Traurig hob er das leere Glas auf und blickte hinein. »Oh nein, nun sieh dir das an, Leopold! Alle Träume verschwunden, weg, in Luft aufgelöst.« Er sprach mit dem Laubfrosch! Der kam auf ihn zugehüpft, als ob er ihn trösten wollte. »Es hat so viele Jahre gedauert, sie zu sammeln«, seufzte der Zauberer.
Der Frosch gab ein leises Quaken von sich.
Filomenus ließ den Kopf hängen. »So viele Jahre … und alles umsonst. Wie soll ich es jetzt noch schaffen, Leopold? Das Glas muss bis zum Rand voll sein, damit der Zauber klappt.«
Ben und Lara tauschten einen verwunderten Blick.
»Er redet mit dem Frosch«, flüsterte Ben.
»Vielleicht ein magischer Frosch«, sagte Nepomuk und biss sich sogleich auf die Zunge. Schließlich war er Wissenschaftler, und als solcher glaubte man nicht an Märchen.
»Oder der Kerl ist ein Verrückter«, sagte Lara. »Nur ein Verrückter würde behaupten, dass man Träume in einem Glas sammeln kann.«
Ben hatte da seine Zweifel. Schließlich wusste er, was er gesehen hatte, als sein Finger das Glas berührt hatte.
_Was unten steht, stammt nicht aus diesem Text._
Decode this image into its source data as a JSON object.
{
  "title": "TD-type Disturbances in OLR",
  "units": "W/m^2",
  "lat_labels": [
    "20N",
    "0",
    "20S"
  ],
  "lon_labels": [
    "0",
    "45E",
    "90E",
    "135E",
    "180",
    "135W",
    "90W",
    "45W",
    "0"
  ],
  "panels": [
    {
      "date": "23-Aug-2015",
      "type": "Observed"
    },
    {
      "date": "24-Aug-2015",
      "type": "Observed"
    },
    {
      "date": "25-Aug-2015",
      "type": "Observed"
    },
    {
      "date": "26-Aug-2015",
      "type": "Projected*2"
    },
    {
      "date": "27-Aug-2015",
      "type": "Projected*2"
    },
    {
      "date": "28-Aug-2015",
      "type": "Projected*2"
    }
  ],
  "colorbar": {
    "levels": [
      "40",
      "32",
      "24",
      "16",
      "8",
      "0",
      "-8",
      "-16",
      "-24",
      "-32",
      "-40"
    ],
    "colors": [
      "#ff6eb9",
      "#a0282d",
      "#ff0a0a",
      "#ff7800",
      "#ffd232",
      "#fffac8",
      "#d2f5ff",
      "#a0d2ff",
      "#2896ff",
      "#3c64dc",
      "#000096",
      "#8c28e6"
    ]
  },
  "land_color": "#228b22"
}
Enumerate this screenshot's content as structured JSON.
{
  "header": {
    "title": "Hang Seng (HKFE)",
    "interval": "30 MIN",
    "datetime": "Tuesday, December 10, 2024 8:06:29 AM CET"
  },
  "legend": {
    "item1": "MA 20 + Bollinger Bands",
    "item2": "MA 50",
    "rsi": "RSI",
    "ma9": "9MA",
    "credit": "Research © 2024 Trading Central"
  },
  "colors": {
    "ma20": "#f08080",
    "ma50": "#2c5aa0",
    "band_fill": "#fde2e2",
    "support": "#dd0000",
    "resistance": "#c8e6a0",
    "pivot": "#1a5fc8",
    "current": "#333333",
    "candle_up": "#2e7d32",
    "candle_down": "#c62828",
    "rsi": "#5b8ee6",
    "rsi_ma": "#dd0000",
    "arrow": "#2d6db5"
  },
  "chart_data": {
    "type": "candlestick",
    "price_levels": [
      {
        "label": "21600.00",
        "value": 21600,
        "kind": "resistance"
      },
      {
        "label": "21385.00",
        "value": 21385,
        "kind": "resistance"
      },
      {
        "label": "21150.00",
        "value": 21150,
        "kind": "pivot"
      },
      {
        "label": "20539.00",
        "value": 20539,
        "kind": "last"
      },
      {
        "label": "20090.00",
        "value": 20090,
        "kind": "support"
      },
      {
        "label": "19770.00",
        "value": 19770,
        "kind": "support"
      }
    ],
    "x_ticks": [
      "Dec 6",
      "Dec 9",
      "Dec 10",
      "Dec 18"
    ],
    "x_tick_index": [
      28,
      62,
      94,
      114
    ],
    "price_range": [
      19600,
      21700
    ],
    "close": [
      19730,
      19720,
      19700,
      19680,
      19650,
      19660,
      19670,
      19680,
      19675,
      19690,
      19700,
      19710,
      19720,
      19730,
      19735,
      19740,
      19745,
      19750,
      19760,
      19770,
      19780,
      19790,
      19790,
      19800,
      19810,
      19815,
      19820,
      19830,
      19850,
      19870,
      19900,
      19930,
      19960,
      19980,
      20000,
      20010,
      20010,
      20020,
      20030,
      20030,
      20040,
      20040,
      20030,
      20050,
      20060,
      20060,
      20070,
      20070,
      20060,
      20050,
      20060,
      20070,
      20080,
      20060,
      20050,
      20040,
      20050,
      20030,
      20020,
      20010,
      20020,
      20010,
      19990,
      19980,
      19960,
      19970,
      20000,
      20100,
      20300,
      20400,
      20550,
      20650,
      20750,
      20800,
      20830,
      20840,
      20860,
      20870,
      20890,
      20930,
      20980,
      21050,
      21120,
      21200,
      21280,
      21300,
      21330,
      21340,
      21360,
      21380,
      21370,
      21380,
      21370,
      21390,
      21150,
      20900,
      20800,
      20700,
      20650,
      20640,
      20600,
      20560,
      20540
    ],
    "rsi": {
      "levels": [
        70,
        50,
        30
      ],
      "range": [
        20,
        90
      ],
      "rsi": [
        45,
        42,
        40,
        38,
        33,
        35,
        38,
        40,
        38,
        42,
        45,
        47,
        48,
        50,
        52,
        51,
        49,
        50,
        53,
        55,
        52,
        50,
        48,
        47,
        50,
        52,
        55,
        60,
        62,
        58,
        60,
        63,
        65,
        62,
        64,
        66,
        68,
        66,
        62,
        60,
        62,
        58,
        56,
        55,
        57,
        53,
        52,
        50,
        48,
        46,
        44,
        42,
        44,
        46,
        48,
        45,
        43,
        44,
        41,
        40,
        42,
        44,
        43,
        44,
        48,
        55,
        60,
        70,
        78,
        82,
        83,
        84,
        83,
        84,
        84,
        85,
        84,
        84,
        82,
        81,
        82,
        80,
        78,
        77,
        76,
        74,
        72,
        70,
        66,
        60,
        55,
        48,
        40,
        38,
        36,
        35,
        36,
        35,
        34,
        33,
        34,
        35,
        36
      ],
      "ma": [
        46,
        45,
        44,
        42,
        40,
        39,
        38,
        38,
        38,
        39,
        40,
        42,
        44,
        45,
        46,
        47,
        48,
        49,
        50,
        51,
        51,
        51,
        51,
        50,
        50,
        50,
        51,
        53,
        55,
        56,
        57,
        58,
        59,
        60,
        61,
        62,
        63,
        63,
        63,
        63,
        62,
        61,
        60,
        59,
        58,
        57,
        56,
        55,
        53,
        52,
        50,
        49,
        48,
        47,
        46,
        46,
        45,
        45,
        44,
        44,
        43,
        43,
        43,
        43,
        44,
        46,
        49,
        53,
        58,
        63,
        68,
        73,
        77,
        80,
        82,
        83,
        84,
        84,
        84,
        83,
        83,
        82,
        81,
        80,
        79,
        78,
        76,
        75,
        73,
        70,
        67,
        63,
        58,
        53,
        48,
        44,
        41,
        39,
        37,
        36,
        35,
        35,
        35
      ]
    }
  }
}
Durch den Spalt der Schranktür konnte er beobachten, wie Filomenus mit schweren Schultern auf einem Schemel Platz nahm und traurig seufzte.
»Wer hat das nur angerichtet?«
Das Gefühl von Schuld wurde so unerträglich, dass Nepomuk sich nicht länger zurückhalten konnte. Er kroch aus dem Schrank, schob seine Brille die Nase hoch und sagte schüchtern: »Ich war das, Herr Zauberer.«
Ben und Lara blieb das Herz stehen. Filomenus blickte fassungslos auf. Nervös sortierte Nepomuk seine Hände.
»Ich … wir … wollten uns vor den Jungs verstecken, die uns verfolgt haben. Deshalb sind wir in Ihren Laden gekommen. Und dann haben wir das Glas gesehen und … es war ein Versehen … wir wollten nichts Böses …«, sagte er.
Filomenus sah fragend zu dem Frosch, dann wieder zu Nepomuk, dann zu dem Schrank, aus dem nun Ben und Lara hervorkrochen. Seine Augen wurden größer und größer. »Darf ich fragen, wer ihr seid und wie ihr hier reinkommt?«
Ben räusperte sich. »Mein Name ist Ben. Das sind Lara und ihr kleiner Bruder Nepomuk.«
»Habt ihr das Schild nicht gesehen, Kinder? Wisst ihr eigentlich, in welche Gefahr ihr euch gebracht habt?«
»Wir dachten nicht, dass es gefährlich ist. Schließlich gibt es so etwas wie einen Zauberladen doch nicht wirklich«, sagte Lara.
Filomenus hob die Brauen. »Ach ja? Ihr seid in einem Laden, den es gar nicht gibt? Und ich bin dann wohl auch nicht da.«
Lara errötete und schwieg.
Der Frosch quakte laut.
Filomenus nickte und erhob sich. »Vielleicht sollte ich mich vorstellen.